Renewed uncertainty over the Black Sea conflict, with the release of the results of the ‘sham’ referendums held by Russia, alongside the potential sabotage of the Nord Stream gas pipeline, pushed prices for wheat, corn and rapeseed higher on Wednesday, noted CRM Agri.
Meanwhile, the market reaction to the UK government’s mini budget has resulted in the pound sterling falling to the lowest level since 1985 against the dollar and falling against the Euro, and that is resulting in support for UK rapeseed and imported meal values.
But the analysts maintain a broadly bearish outlook for global and European rapeseed prices.
Recovery in Canadian canola production is likely to outweigh the crop loss and disruption in Ukraine, they said. “Production estimates for Canadian production are between Statistics Canada’s model-based forecast for 19.1Mt and the USDA’s projected 20Mt.”
Further ahead, Australian canola will become available and is expected to be robust.

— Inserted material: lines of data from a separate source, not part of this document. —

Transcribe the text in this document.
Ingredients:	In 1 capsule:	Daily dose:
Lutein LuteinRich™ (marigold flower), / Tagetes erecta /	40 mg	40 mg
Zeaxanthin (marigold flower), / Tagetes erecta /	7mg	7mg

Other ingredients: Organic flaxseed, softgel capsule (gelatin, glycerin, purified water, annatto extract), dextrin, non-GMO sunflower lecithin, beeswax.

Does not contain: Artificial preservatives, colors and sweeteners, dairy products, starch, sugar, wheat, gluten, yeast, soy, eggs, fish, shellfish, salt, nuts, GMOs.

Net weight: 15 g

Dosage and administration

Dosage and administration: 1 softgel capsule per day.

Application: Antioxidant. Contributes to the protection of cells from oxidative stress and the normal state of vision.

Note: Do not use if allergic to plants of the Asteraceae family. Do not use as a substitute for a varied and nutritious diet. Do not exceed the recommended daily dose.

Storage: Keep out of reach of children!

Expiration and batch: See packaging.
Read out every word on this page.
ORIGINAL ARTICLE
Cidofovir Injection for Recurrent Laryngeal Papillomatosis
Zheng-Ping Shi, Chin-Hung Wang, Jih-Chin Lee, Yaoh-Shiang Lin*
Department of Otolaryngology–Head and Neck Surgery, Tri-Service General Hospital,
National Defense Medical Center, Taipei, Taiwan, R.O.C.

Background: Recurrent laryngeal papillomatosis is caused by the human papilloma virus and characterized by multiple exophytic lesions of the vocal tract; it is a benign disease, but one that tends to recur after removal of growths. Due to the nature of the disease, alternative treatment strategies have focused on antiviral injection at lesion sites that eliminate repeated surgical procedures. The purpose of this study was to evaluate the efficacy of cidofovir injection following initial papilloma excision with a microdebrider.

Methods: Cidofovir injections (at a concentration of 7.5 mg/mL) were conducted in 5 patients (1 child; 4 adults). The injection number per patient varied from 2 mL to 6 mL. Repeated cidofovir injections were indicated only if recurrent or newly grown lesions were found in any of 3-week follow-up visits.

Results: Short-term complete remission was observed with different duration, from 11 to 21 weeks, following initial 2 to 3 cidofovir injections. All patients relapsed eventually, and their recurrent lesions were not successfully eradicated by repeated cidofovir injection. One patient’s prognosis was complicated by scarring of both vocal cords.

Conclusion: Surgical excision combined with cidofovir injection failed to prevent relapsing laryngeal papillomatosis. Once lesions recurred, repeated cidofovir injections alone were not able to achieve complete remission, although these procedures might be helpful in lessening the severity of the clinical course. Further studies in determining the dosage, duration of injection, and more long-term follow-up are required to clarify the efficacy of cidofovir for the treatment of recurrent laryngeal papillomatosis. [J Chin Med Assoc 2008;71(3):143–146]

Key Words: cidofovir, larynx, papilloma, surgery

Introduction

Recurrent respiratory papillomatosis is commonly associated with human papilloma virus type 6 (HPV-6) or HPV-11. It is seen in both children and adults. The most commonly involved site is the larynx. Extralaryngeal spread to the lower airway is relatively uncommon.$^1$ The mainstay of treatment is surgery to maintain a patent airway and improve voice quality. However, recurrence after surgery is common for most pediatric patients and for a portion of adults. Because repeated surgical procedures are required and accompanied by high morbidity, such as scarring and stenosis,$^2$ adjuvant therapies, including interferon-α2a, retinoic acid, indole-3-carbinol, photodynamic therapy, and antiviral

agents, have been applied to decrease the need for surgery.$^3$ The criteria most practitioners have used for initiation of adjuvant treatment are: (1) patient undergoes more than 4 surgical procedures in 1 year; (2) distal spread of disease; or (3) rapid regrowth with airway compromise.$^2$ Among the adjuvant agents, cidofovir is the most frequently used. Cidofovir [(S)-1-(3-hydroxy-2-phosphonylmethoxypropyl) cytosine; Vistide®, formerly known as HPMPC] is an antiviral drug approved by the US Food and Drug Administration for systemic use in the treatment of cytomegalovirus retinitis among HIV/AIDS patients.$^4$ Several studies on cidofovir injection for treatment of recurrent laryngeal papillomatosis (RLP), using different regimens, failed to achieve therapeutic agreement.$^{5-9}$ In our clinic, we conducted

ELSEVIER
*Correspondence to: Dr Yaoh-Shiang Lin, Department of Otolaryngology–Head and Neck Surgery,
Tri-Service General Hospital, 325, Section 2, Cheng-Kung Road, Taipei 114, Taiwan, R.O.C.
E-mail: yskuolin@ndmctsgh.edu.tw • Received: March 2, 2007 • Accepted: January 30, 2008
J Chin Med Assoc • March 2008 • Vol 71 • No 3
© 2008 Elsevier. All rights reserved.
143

Decline in US ethanol output
Meanwhile, the CRM Agri team noted that US weekly ethanol production has continued to fall over the past week with the latest drop off bringing production levels to the lowest point since February 2021, weighing on biofuel demand prospects.
However, a surprise drop in US crude oil inventories boosted crude oil prices yesterday, likely insulating vegetable oil markets somewhat from flagging demand for biofuels, said the UK grain and oilseed market specialists.
All eyes on Brazil
Turning to the soybean market, and the relatively swift Chinese purchases of US soybeans so far has maintained underlying support, said the analysts, but they question the longevity of this strength in demand as slower economic growth weighs on consumption outlooks.
Soybean markets remained volatile in recent weeks. Despite a broad trend higher from July, over the last week Chicago soybeans have come under pressure, falling below c$1425/Bu. It is too soon to label the recent sell-off as a fresh downward trend, said the analysts, but they maintain a marginally bearish outlook for US soybeans, forecasting an average Q4 price of c$1400/bu, as supply tightness eases and demand weakens.
“With planting of the Brazilian soybean crop just starting, recent rainfall has been very welcome, allowing farmers to progress with a widely anticipated record harvest. Following last season’s drought in Brazil, we anticipate a greater proportion of Chinese and global demand more broadly to be shifted toward Brazil, which should ease the US soybean stock situation.”